PERMANENT MIDNIGHT
(director/writer: David Veloz; screenwriter: book by Jerry Stahl; cinematographer: Robert Yeoman; editor: Steven Weisberg, Cara Silverman; music: Daniel Licht; cast: Ben Stiller (Jerry Stahl), Elizabeth Hurley (Sandra), Maria Bello (Kitty), Owen Wilson (Nicky), Lourdes Benedicto (Vola), Connie Nielsen (Dagmar), Peter Greene (Gus), Cheryl Ladd (Pamela Verlaine), Fred Willard (Craig Ziffer), Jerry Stahl (Dr. Murphy), Jay Paulson (Phoenix Punk), Charles Fleischer (Allen from Mr. Chompers), Janeane Garofalo (Jana Farmer), Sandra Oh (Friend); Runtime: 85; MPAA Rating: NR; producers: Jane Hamsher/Don Murphy; Artisan Entertainment; 1998)
“Stiller’s forceful performance does his character a solid.”

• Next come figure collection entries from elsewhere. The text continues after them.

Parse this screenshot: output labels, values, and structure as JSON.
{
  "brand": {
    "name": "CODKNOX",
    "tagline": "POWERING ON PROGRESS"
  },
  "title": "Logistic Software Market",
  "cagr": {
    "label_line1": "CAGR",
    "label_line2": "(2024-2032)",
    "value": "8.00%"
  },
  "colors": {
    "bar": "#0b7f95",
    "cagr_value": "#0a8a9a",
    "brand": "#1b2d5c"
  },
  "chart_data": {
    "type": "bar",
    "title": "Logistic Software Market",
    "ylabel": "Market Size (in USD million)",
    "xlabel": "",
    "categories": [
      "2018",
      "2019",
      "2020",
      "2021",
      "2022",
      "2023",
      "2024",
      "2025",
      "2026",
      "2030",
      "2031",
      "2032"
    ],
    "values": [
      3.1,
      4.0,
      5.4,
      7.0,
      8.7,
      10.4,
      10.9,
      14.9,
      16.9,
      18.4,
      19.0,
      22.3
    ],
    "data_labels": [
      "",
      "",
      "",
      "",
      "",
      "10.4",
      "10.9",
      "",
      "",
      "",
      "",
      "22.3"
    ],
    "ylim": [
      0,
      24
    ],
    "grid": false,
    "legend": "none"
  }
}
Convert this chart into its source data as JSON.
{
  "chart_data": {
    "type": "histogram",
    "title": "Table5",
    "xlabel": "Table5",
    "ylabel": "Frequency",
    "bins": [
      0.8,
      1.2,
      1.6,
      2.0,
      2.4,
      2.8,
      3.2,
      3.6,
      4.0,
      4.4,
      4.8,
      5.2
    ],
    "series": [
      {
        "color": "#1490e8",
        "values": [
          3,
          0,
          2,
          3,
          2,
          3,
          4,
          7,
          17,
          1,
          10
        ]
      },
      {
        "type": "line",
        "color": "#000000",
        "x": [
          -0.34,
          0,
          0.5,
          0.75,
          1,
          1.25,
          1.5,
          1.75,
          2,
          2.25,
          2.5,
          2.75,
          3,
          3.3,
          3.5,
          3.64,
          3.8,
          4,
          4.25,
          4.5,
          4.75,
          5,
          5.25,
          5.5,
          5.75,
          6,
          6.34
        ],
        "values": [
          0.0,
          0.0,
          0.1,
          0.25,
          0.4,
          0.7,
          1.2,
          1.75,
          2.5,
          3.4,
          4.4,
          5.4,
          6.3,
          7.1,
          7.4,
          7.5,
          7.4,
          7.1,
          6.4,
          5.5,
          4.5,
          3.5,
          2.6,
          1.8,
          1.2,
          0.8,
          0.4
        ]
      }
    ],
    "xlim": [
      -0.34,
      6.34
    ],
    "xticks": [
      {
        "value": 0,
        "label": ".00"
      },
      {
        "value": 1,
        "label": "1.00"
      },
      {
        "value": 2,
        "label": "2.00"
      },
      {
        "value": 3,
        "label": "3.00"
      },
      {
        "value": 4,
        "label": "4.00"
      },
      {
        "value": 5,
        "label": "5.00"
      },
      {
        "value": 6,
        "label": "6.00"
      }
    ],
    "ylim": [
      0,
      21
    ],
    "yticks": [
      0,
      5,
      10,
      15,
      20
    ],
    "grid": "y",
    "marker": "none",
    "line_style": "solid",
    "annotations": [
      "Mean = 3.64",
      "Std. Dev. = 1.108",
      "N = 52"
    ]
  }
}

Reviewed by Dennis Schwartz
The directorial debut by writer/director David Velozoffers an adequate druggie story, one that is familiar and been made into a movie many times. Veloz adapted it from the 1995 memoir of Jerry Stahl. He’s a successful TV sitcom writer in Hollywood who survived his heroin addiction to live for another day. The grim film, based on a true story, is almost unwatchable but for the black humor and decent performances. The entertainment value is low, but it pulls you in with the inspirational message that beating the addiction is possible. The story is told in a series of long flashbacks. Jerry Stahl (Ben Stiller) is working the drive-thru window of a Phoenix fast-food place as part of his post-rehab stint when he picks up the stranger car customer, another drug survivor, Kitty (Maria Bello), and takes her to a motel. During their tryst Jerry relates the junkie nightmare he has undergone, as he fills her in on the details of his dark trip. Ironically Jerry relates how he came to Los Angeles hoping to leave the Manhattan drug scene. His hipster pot smoking friend from NYC, Nick (Owen Wilson), joins him in Hollywood and through Nick he hooks up with an ambitious Brit TV producer, Sandra (Elizabeth Hurley). She’s in need of a green card and pays Jerry $3,000 to go through a sham marriage. Realizing he’s a writer, Sandra helps him land a high paying gig as the scriptwriter for the “Mr. Chompers” puppet television show. Reality beckons when Jerry learns his mom commits suicide back home in Pittsburgh, bringing him home for the funeral. He’s introduced to smack over a sexual encounter with the Teutonic blonde named Dagmar (Connie Nielsen), who when screwing him yells “I’m [making love with] a Jew!” The toughest film moment is to see Jerry shooting up in his car while he babysits the infant he had with Sandra, who naps in the seat next to him. Veloz never can make Jerry into a sympathetic figure or the film into a junkie high. But, at least, Stiller’s forceful performance does his character a solid.